А может, это было просто от усталости; ей требовалось просто отдохнуть от всего решительно, чтобы хоть немного разогнуться, оглядеться. Время-то какое было. Ей хотелось снова обрести покой, пожить вместе со своим Василием, чтобы никто не волен был забирать, убивать мужиков. Она, может быть, и отдохнула б, но нельзя было расслабиться, чтобы успеть что-то сделать для порядка в доме до того, как она с ним встретится, о чем она и должна скоро что-то узнать.
Парусом надувало и трепало на веревочке, зацепленной за сучки растопыренных яблонь, посаженных давно Василием, скатерть. И Анна, глядя на нее, думала о том, что хотела теперь жить и надеяться на все, на что надеется человек, попавший, несмотря на всеобщую погибель, на волю, в этот мир благодати, живущей чем-то своим помимо воли человеческой. Как та пурга, которая сопровождала их во время выселения и теперь все еще свистела в ее ушах, даже донимала временами.
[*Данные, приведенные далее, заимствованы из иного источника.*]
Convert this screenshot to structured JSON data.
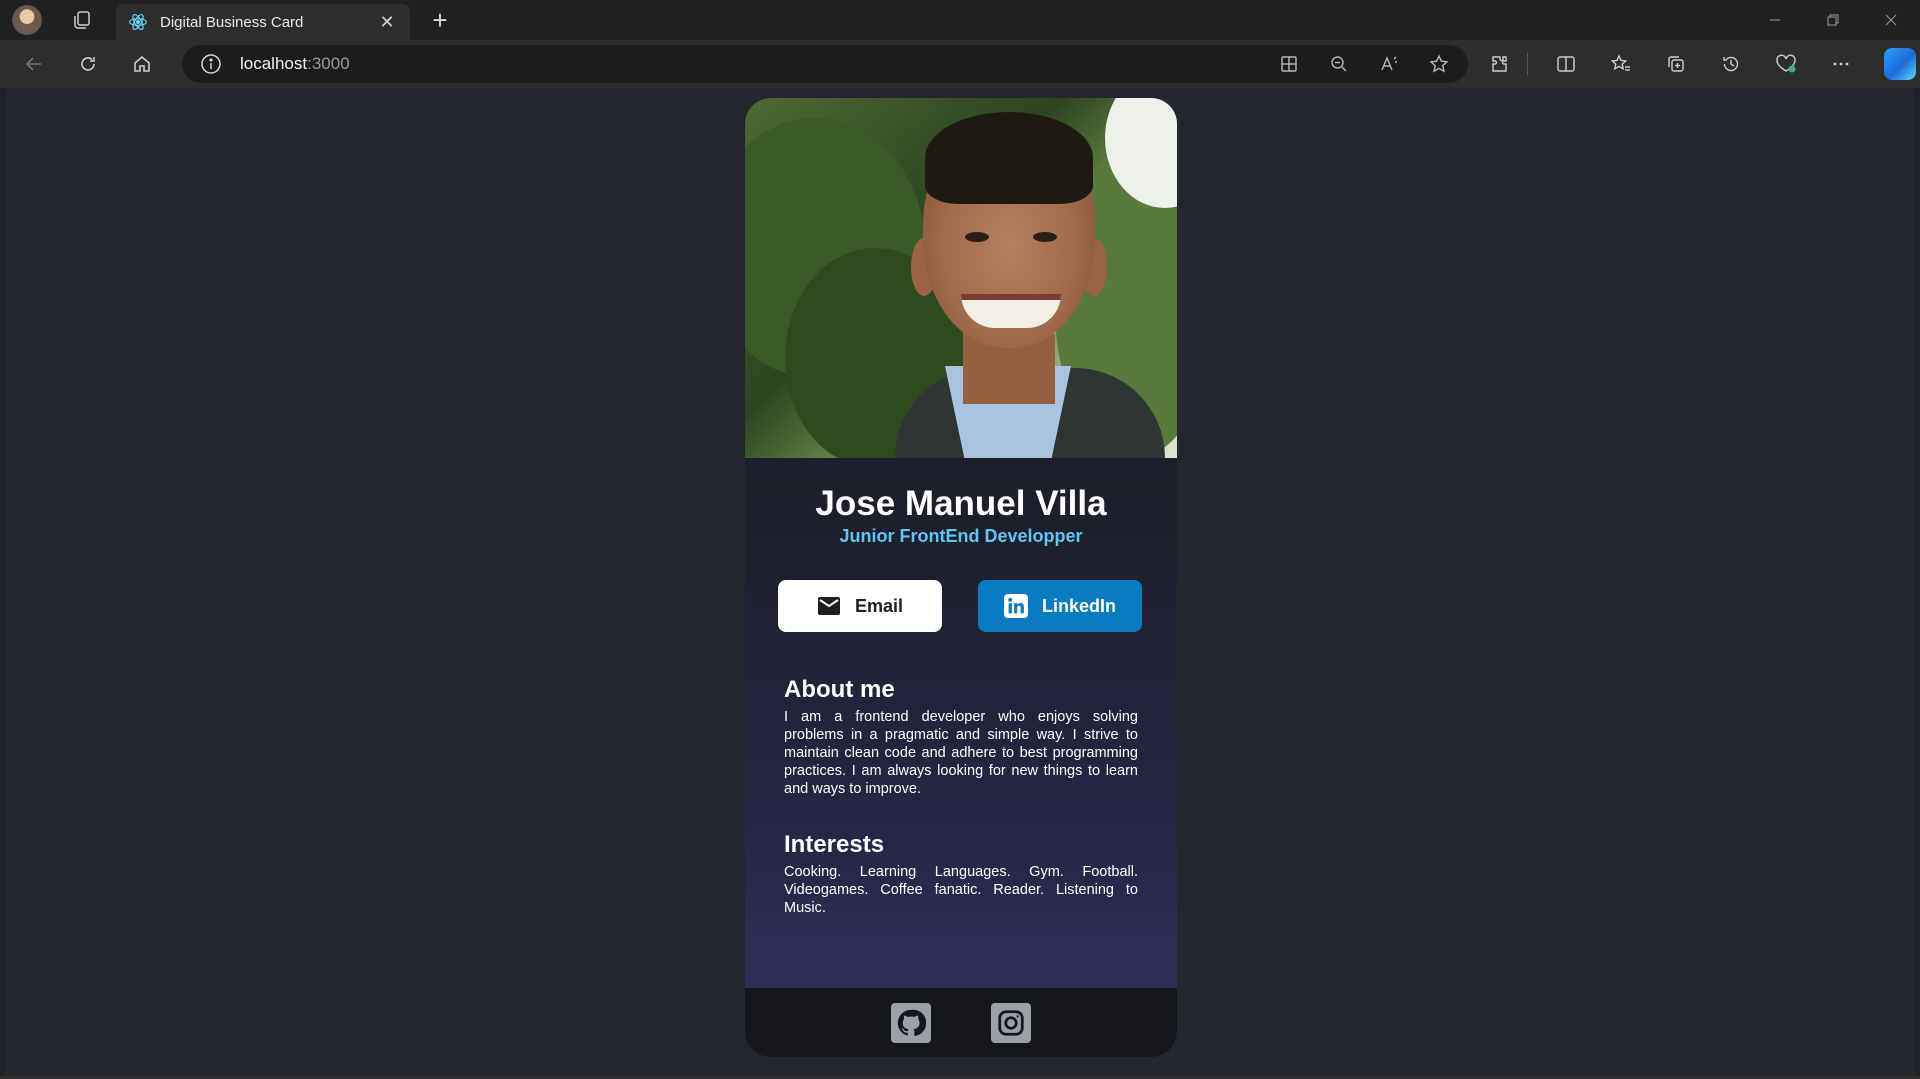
{
  "browser": {
    "tab_title": "Digital Business Card",
    "address_host": "localhost",
    "address_port": ":3000"
  },
  "card": {
    "name": "Jose Manuel Villa",
    "role": "Junior FrontEnd Developper",
    "buttons": {
      "email_label": "Email",
      "linkedin_label": "LinkedIn"
    },
    "about": {
      "title": "About me",
      "text": "I am a frontend developer who enjoys solving problems in a pragmatic and simple way. I strive to maintain clean code and adhere to best programming practices. I am always looking for new things to learn and ways to improve."
    },
    "interests": {
      "title": "Interests",
      "text": "Cooking. Learning Languages. Gym. Football. Videogames. Coffee fanatic. Reader. Listening to Music."
    },
    "footer_icons": [
      "github-icon",
      "instagram-icon"
    ]
  },
  "colors": {
    "accent": "#5ec8f2",
    "linkedin": "#0a7bc2",
    "page_bg": "#23262e"
  }
}
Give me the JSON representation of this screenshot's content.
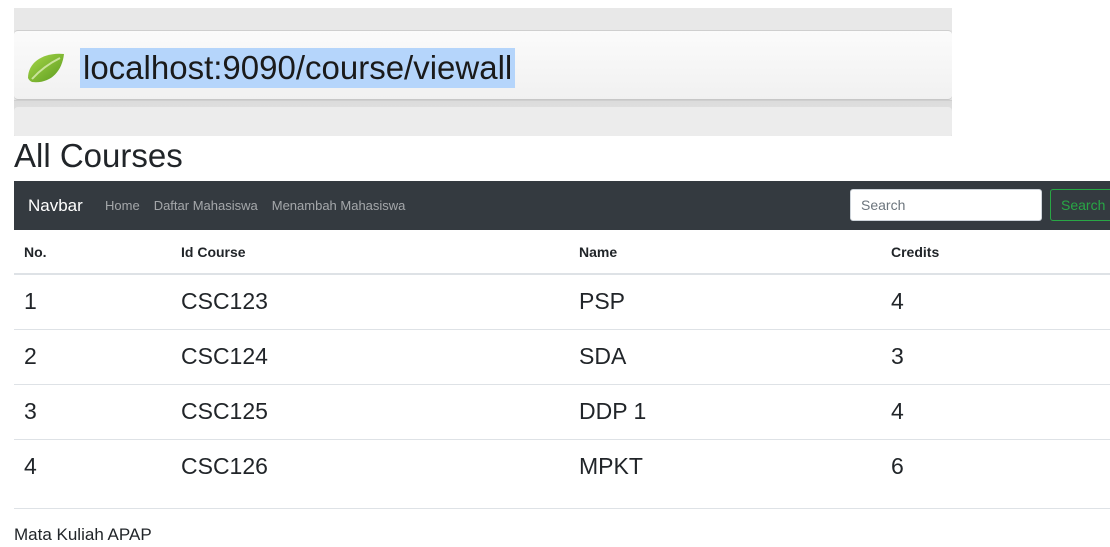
{
  "browser": {
    "url": "localhost:9090/course/viewall",
    "favicon_icon": "spring-leaf-icon"
  },
  "page": {
    "title": "All Courses"
  },
  "navbar": {
    "brand": "Navbar",
    "links": [
      "Home",
      "Daftar Mahasiswa",
      "Menambah Mahasiswa"
    ],
    "search_placeholder": "Search",
    "search_button": "Search",
    "search_button_color": "#28a745",
    "background": "#343a40"
  },
  "table": {
    "headers": [
      "No.",
      "Id Course",
      "Name",
      "Credits"
    ],
    "rows": [
      [
        "1",
        "CSC123",
        "PSP",
        "4"
      ],
      [
        "2",
        "CSC124",
        "SDA",
        "3"
      ],
      [
        "3",
        "CSC125",
        "DDP 1",
        "4"
      ],
      [
        "4",
        "CSC126",
        "MPKT",
        "6"
      ]
    ]
  },
  "footer": {
    "text": "Mata Kuliah APAP"
  }
}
Но совсем тошно, грустно Анне сделалось, только она оказалась вновь в своей как будто еще больше сузившейся – и пусть сырой, убого темной, но все-таки своей землянке, куда больше и никто не сунет длинный нос. Так вспыхнувший было пламенек радости потух. Выходит, что напрасно понадеялись выбраться в избу честь по чести.
И ей опять с горечью подумалось: «Вот когда мой мужик был дома, все охотно прибегали к его помощи, нуждались в нем, его руках; а сейчас нас совсем не жалуют соседские, кругом шпыняют… Уж скорей бы известили наши власти, где он, что же с ним. Дождусь ли?»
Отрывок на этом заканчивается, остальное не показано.